Stem cell treatment could help barren women conceive
By IANSThursday, September 16, 2010
LONDON - Thousands of women experiencing early menopause may be able to conceive a child, thanks to pioneering stem cell treatment.
One out of a 100 women goes through the menopause before they are 40 years, preventing conception.
Scientists have come up with a way of restoring the ovaries’ ability to produce eggs using cells specially developed in the lab.
There is no current treatment for the condition, known as Premature Ovarian Failure, which affects one percent of all women, reports the Daily Mail.
It causes their ovaries to stop producing eggs 10 or even 30 years earlier than normal leaving them infertile, when many were hoping to have babies.
But scientists in Cairo, Egypt, have come up with a method which they say could be developed to help restore the ovaries to their normal working order.

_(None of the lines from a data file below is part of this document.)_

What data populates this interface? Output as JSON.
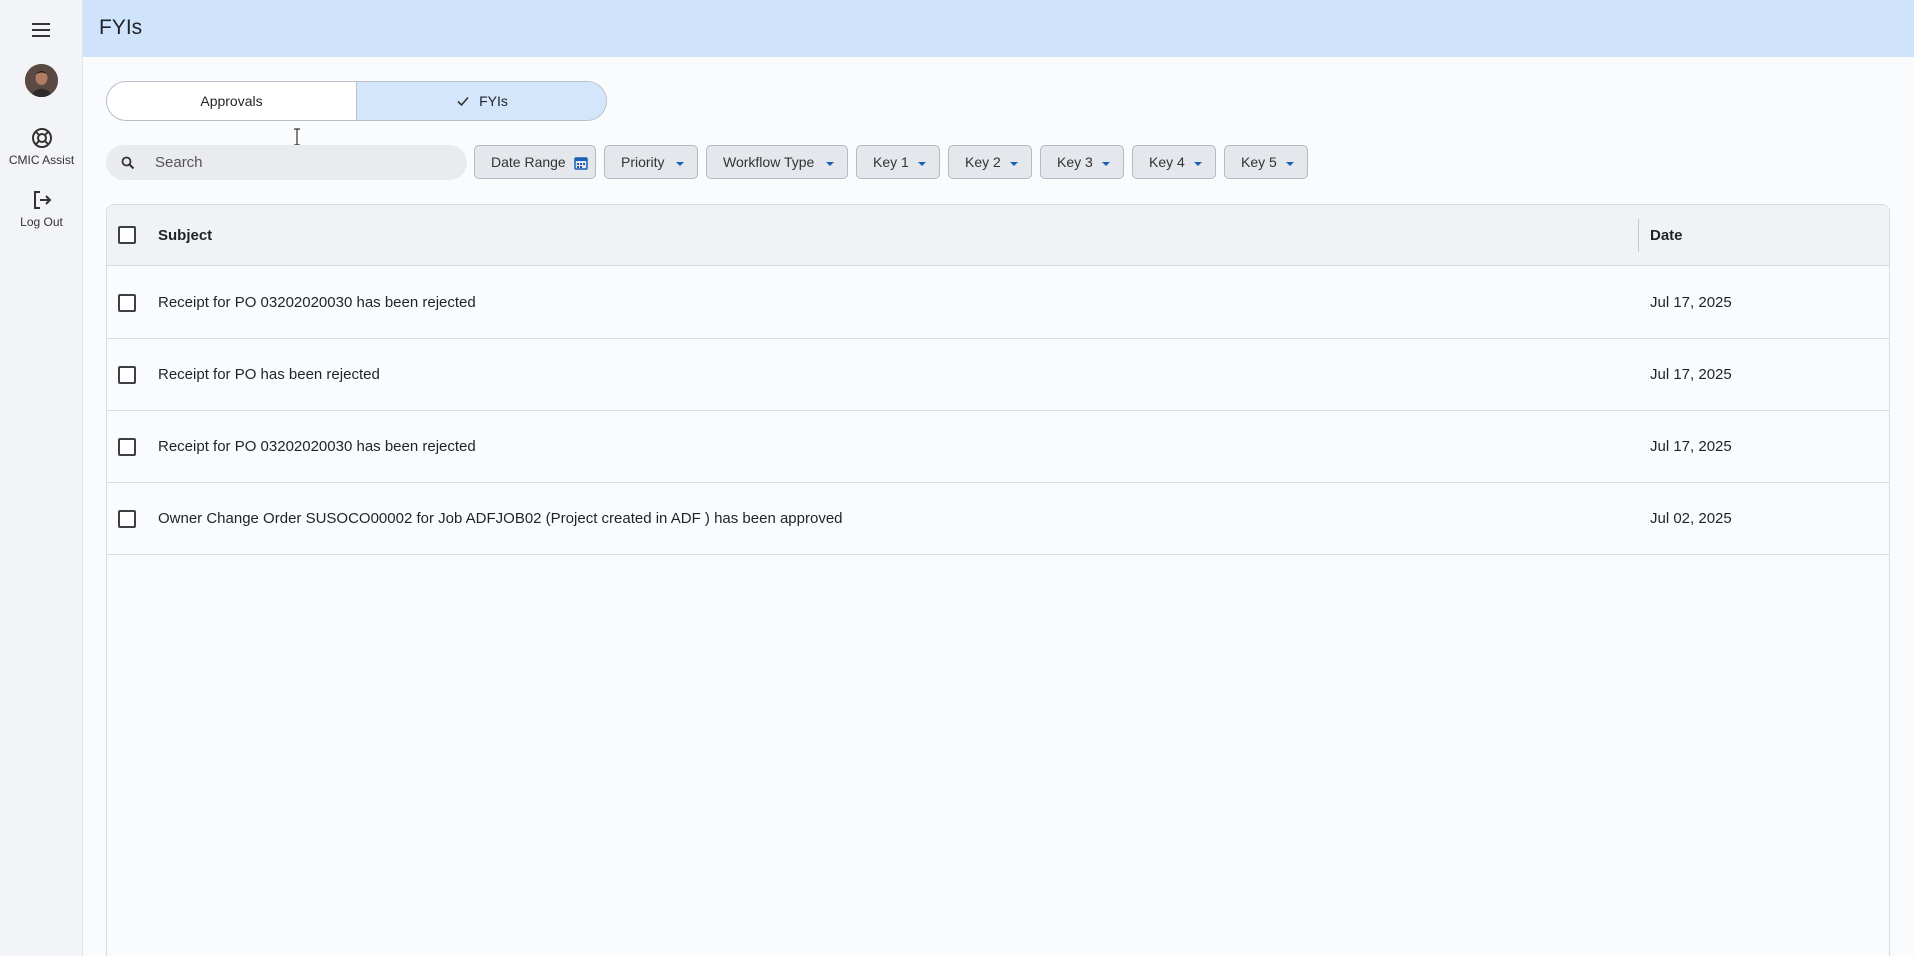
{
  "header": {
    "title": "FYIs"
  },
  "rail": {
    "menu_icon": "hamburger-icon",
    "avatar": "user-avatar",
    "items": [
      {
        "label": "CMIC Assist",
        "icon": "lifebuoy-icon"
      },
      {
        "label": "Log Out",
        "icon": "logout-icon"
      }
    ]
  },
  "tabs": [
    {
      "label": "Approvals",
      "active": false
    },
    {
      "label": "FYIs",
      "active": true,
      "icon": "check-icon"
    }
  ],
  "search": {
    "placeholder": "Search",
    "value": ""
  },
  "filters": [
    {
      "label": "Date Range",
      "icon": "calendar-icon"
    },
    {
      "label": "Priority",
      "icon": "caret-down-icon"
    },
    {
      "label": "Workflow Type",
      "icon": "caret-down-icon"
    },
    {
      "label": "Key 1",
      "icon": "caret-down-icon"
    },
    {
      "label": "Key 2",
      "icon": "caret-down-icon"
    },
    {
      "label": "Key 3",
      "icon": "caret-down-icon"
    },
    {
      "label": "Key 4",
      "icon": "caret-down-icon"
    },
    {
      "label": "Key 5",
      "icon": "caret-down-icon"
    }
  ],
  "table": {
    "columns": [
      "Subject",
      "Date"
    ],
    "rows": [
      {
        "subject": "Receipt for PO 03202020030 has been rejected",
        "date": "Jul 17, 2025"
      },
      {
        "subject": "Receipt for PO has been rejected",
        "date": "Jul 17, 2025"
      },
      {
        "subject": "Receipt for PO 03202020030 has been rejected",
        "date": "Jul 17, 2025"
      },
      {
        "subject": "Owner Change Order SUSOCO00002 for Job ADFJOB02 (Project created in ADF ) has been approved",
        "date": "Jul 02, 2025"
      }
    ]
  },
  "colors": {
    "header_bg": "#cfe4fb",
    "active_tab_bg": "#d4e6fb",
    "accent": "#1a5fb4"
  }
}
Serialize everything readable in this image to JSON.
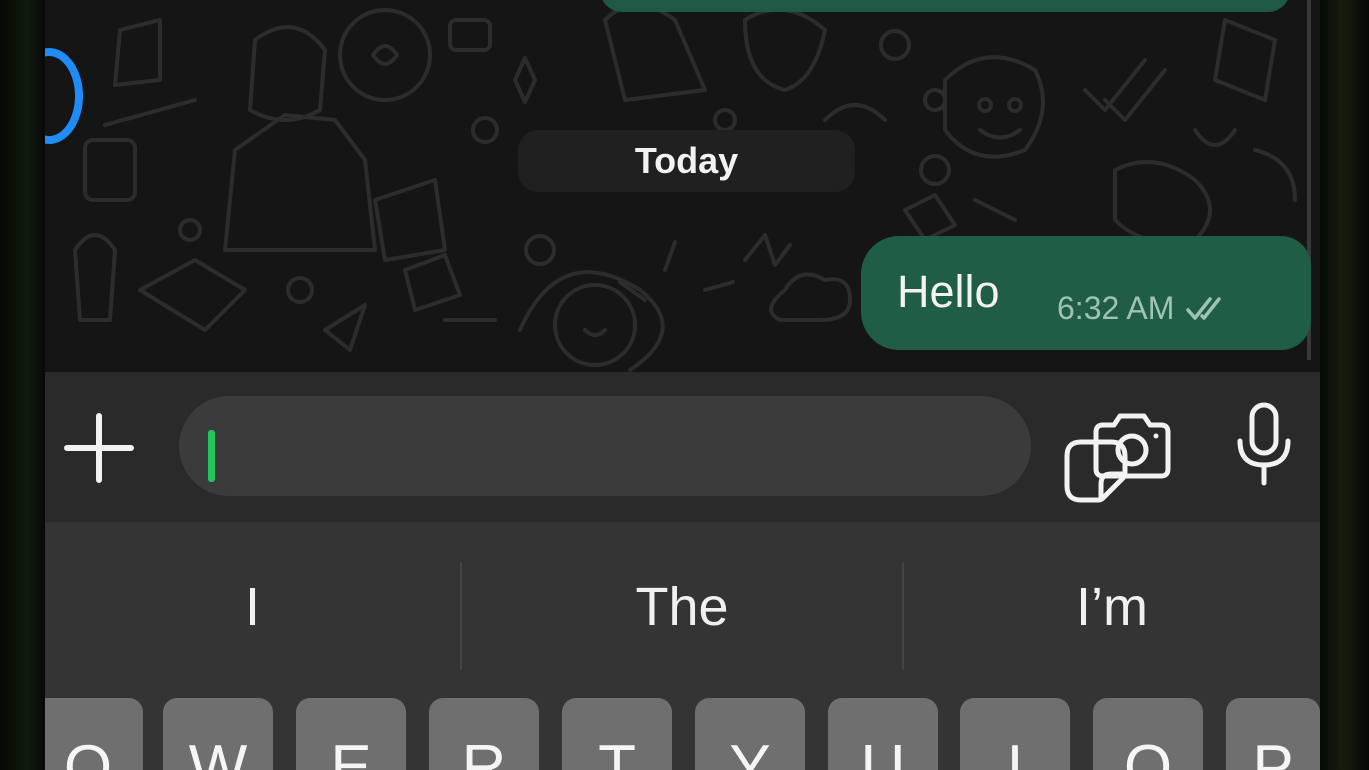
{
  "chat": {
    "date_separator": "Today",
    "messages": [
      {
        "direction": "outgoing",
        "text": "Hello",
        "time": "6:32 AM",
        "status_icon": "double-check-read-icon"
      }
    ]
  },
  "composer": {
    "attach_icon": "plus-icon",
    "input_value": "",
    "input_placeholder": "",
    "sticker_icon": "sticker-icon",
    "camera_icon": "camera-icon",
    "mic_icon": "microphone-icon",
    "caret_color": "#22c55e"
  },
  "keyboard": {
    "suggestions": [
      "I",
      "The",
      "I’m"
    ],
    "keys": [
      "Q",
      "W",
      "E",
      "R",
      "T",
      "Y",
      "U",
      "I",
      "O",
      "P"
    ]
  },
  "colors": {
    "outgoing_bubble": "#1f5d45",
    "chat_background": "#151515",
    "status_ring": "#1f8cf7"
  }
}
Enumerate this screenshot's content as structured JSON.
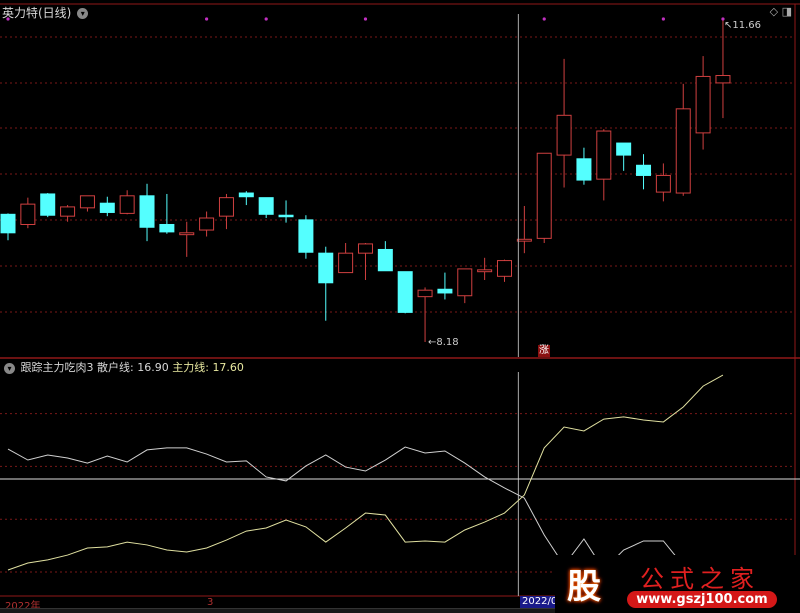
{
  "header": {
    "title": "英力特(日线)",
    "menu_icon": "chevron-down-icon"
  },
  "indicator": {
    "name": "跟踪主力吃肉3",
    "retail_label": "散户线:",
    "retail_value": "16.90",
    "main_label": "主力线:",
    "main_value": "17.60"
  },
  "markers": {
    "low_label": "8.18",
    "high_label": "11.66",
    "signal": "涨"
  },
  "time_axis": {
    "labels": [
      "2022年",
      "3"
    ],
    "selected": "2022/0"
  },
  "watermark": {
    "logo_char": "股",
    "site_name": "公式之家",
    "url": "www.gszj100.com"
  },
  "colors": {
    "up": "#d04040",
    "down": "#54ffff",
    "retail": "#d0d0d0",
    "main": "#e0e0a0",
    "grid": "#7a1818",
    "dot": "#c030c0"
  },
  "chart_data": [
    {
      "type": "candlestick",
      "title": "英力特(日线)",
      "ylim": [
        8.18,
        11.66
      ],
      "grid": true,
      "signal_dots_index": [
        0,
        10,
        13,
        18,
        27,
        33,
        36
      ],
      "cursor_index": 26,
      "ohlc": [
        [
          9.56,
          9.57,
          9.28,
          9.36
        ],
        [
          9.45,
          9.74,
          9.41,
          9.67
        ],
        [
          9.78,
          9.79,
          9.53,
          9.55
        ],
        [
          9.54,
          9.66,
          9.48,
          9.64
        ],
        [
          9.63,
          9.76,
          9.59,
          9.76
        ],
        [
          9.68,
          9.75,
          9.54,
          9.58
        ],
        [
          9.57,
          9.82,
          9.56,
          9.76
        ],
        [
          9.76,
          9.89,
          9.27,
          9.42
        ],
        [
          9.45,
          9.78,
          9.35,
          9.37
        ],
        [
          9.34,
          9.48,
          9.1,
          9.36
        ],
        [
          9.39,
          9.59,
          9.32,
          9.52
        ],
        [
          9.54,
          9.78,
          9.4,
          9.74
        ],
        [
          9.79,
          9.81,
          9.66,
          9.75
        ],
        [
          9.74,
          9.74,
          9.52,
          9.56
        ],
        [
          9.55,
          9.71,
          9.47,
          9.54
        ],
        [
          9.5,
          9.55,
          9.08,
          9.15
        ],
        [
          9.14,
          9.21,
          8.41,
          8.82
        ],
        [
          8.93,
          9.25,
          8.93,
          9.14
        ],
        [
          9.14,
          9.25,
          8.85,
          9.24
        ],
        [
          9.18,
          9.27,
          8.95,
          8.95
        ],
        [
          8.94,
          8.94,
          8.49,
          8.5
        ],
        [
          8.67,
          8.77,
          8.18,
          8.74
        ],
        [
          8.75,
          8.93,
          8.64,
          8.71
        ],
        [
          8.68,
          8.97,
          8.6,
          8.97
        ],
        [
          8.94,
          9.09,
          8.85,
          8.96
        ],
        [
          8.89,
          9.07,
          8.83,
          9.06
        ],
        [
          9.27,
          9.65,
          9.14,
          9.29
        ],
        [
          9.3,
          10.22,
          9.25,
          10.22
        ],
        [
          10.2,
          11.24,
          9.85,
          10.63
        ],
        [
          10.16,
          10.28,
          9.88,
          9.93
        ],
        [
          9.94,
          10.48,
          9.71,
          10.46
        ],
        [
          10.33,
          10.33,
          10.03,
          10.2
        ],
        [
          10.09,
          10.21,
          9.83,
          9.98
        ],
        [
          9.8,
          10.11,
          9.7,
          9.98
        ],
        [
          9.79,
          10.97,
          9.76,
          10.7
        ],
        [
          10.44,
          11.27,
          10.26,
          11.05
        ],
        [
          10.98,
          11.66,
          10.6,
          11.06
        ]
      ]
    },
    {
      "type": "line",
      "title": "跟踪主力吃肉3",
      "ylim": [
        0,
        100
      ],
      "reference_line": 52.3,
      "gridlines": [
        82,
        58,
        34,
        10
      ],
      "series": [
        {
          "name": "散户线",
          "values": [
            65.9,
            60.9,
            63.2,
            61.8,
            59.5,
            62.7,
            60,
            65.5,
            66.4,
            66.4,
            63.6,
            60,
            60.5,
            53.2,
            51.4,
            58.2,
            63.2,
            57.7,
            55.9,
            60.9,
            66.8,
            64.1,
            65,
            59.5,
            53.2,
            48.2,
            43.6,
            26.8,
            13,
            25,
            11,
            20,
            24.1,
            24.1,
            13,
            11,
            9
          ]
        },
        {
          "name": "主力线",
          "values": [
            10.9,
            14.1,
            15.5,
            17.7,
            20.9,
            21.4,
            23.6,
            22.3,
            20,
            19.1,
            20.9,
            24.5,
            28.6,
            30,
            33.6,
            30.5,
            23.6,
            30,
            36.8,
            35.9,
            23.6,
            24.1,
            23.6,
            29.1,
            32.7,
            36.8,
            45,
            66.4,
            75.9,
            74.1,
            79.5,
            80.5,
            79.1,
            78.2,
            85,
            94.5,
            99.5
          ]
        }
      ]
    }
  ]
}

In a study involving rats, the researchers created a special type of stem cell known as a mesenchymal stem cell from rat embryos.
They then implanted these cells into female rats who had been a chemical to induce ovarian failure.
They found that within two weeks the female rates ovaries were working normally, and within two months their hormone levels were the same as animals who did have the illness.
The researchers, who presented their findings to the World Congress on Fertility and Sterility in Munich, say the concept could be developed to treat women with the condition.
Prof Osama Azmy who led the study, said: “This work holds out the possibility that women with premature ovarian failure might be able to bear a baby of their own.”